Selon la journaliste, le personnel américain a collecté l’ensemble des cadeaux et accréditations chinoises, ainsi que les téléphones jetables utilisés par la Maison-Blanche, pour les jeter dans une poubelle au pied de l’avion présidentiel, Air Force One. La raison invoquée est claire : « Rien de Chine n’est autorisé à bord de l’avion », a précisé la reporter, évoquant la crainte que des objets puissent être mis sur écoute ou contenir des dispositifs d’espionnage.
Cette pratique s’inscrit dans un protocole de sécurité rigoureux. Les membres de la délégation ont été formellement instruits de ne pas utiliser leurs appareils personnels en Chine, afin de protéger leurs données sensibles contre d’éventuelles cyberattaques ou tentatives d’espionnage. Le New York Post a également révélé que les publications de Donald Trump sur son compte Truth Social ont été limitées durant le sommet, probablement gérées à distance depuis Washington, D.C., par du personnel travaillant en décalage horaire.

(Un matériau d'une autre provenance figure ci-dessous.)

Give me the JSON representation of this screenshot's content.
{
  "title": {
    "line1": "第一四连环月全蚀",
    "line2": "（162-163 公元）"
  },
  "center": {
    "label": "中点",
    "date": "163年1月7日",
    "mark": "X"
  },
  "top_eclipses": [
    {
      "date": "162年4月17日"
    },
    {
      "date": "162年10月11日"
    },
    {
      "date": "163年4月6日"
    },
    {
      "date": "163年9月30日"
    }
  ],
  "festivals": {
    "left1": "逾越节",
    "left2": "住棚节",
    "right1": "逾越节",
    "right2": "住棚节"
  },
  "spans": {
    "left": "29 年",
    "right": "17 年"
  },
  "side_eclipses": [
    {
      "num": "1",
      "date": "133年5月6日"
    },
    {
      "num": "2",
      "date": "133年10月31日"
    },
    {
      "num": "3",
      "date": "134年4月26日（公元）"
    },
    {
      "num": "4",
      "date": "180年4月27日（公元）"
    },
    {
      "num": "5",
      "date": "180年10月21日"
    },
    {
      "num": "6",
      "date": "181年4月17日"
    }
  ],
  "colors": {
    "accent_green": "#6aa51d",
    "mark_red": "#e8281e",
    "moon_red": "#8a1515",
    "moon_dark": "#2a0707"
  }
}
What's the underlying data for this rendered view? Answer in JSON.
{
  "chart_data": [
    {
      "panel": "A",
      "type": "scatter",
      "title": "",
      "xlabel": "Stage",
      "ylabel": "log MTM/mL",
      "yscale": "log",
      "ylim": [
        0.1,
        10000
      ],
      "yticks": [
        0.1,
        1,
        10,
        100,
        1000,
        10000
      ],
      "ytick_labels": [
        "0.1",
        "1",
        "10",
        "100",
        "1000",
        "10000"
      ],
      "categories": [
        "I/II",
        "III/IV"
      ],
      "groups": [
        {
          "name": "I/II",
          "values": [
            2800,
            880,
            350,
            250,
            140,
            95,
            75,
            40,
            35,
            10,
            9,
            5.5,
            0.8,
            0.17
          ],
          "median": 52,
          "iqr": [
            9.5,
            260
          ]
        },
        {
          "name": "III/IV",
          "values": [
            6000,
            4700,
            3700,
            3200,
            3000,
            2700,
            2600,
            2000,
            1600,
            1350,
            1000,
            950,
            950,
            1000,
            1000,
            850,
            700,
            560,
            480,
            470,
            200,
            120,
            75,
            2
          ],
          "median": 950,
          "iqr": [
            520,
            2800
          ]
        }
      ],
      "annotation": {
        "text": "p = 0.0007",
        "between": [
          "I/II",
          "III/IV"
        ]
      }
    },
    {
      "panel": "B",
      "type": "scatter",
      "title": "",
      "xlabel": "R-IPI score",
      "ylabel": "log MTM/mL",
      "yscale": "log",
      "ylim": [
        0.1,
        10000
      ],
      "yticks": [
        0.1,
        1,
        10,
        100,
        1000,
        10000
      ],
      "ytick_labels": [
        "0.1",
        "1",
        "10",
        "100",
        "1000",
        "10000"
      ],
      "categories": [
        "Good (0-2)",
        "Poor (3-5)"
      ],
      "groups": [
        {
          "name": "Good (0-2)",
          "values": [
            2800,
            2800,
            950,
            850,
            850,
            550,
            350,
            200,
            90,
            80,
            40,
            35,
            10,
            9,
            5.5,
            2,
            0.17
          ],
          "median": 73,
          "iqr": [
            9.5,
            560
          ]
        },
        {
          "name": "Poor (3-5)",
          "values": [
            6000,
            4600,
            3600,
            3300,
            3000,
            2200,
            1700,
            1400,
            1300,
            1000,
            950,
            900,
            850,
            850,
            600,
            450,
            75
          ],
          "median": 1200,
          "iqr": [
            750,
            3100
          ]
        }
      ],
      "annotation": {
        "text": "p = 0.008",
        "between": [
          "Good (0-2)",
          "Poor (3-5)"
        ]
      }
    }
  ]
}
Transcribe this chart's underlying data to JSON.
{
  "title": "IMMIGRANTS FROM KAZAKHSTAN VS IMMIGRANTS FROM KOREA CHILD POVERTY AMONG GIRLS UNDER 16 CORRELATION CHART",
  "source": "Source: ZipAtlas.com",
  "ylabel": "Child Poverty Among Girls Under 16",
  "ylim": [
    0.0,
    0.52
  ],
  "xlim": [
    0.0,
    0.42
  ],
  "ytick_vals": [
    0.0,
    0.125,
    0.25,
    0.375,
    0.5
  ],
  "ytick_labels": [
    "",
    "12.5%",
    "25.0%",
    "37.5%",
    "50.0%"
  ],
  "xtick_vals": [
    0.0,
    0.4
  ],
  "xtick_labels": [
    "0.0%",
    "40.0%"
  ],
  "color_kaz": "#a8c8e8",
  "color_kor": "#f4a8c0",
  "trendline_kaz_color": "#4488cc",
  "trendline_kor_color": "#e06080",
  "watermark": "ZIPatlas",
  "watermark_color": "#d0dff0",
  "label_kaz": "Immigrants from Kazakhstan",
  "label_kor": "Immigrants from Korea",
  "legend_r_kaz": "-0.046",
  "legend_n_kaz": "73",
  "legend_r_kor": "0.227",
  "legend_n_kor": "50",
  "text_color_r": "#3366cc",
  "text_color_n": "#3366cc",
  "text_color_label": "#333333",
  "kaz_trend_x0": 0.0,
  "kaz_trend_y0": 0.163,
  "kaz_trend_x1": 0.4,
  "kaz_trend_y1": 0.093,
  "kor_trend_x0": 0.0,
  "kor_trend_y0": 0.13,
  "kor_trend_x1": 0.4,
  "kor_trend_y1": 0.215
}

Une présentatrice de Fox News, Ainsley Earhardt, a confirmé ces informations, ajoutant que les téléphones personnels des membres de l’équipe devaient être laissés à l’arrêt ou même à bord de l’avion sans être utilisés. Les téléphones jetables fournis en Chine devaient être « détruits et abandonnés » sur place, « car il pourrait être sur écoute, il pourrait y avoir des espions », a-t-elle insisté. Ces précautions illustrent la tension persistante et la méfiance mutuelle entre les deux grandes puissances.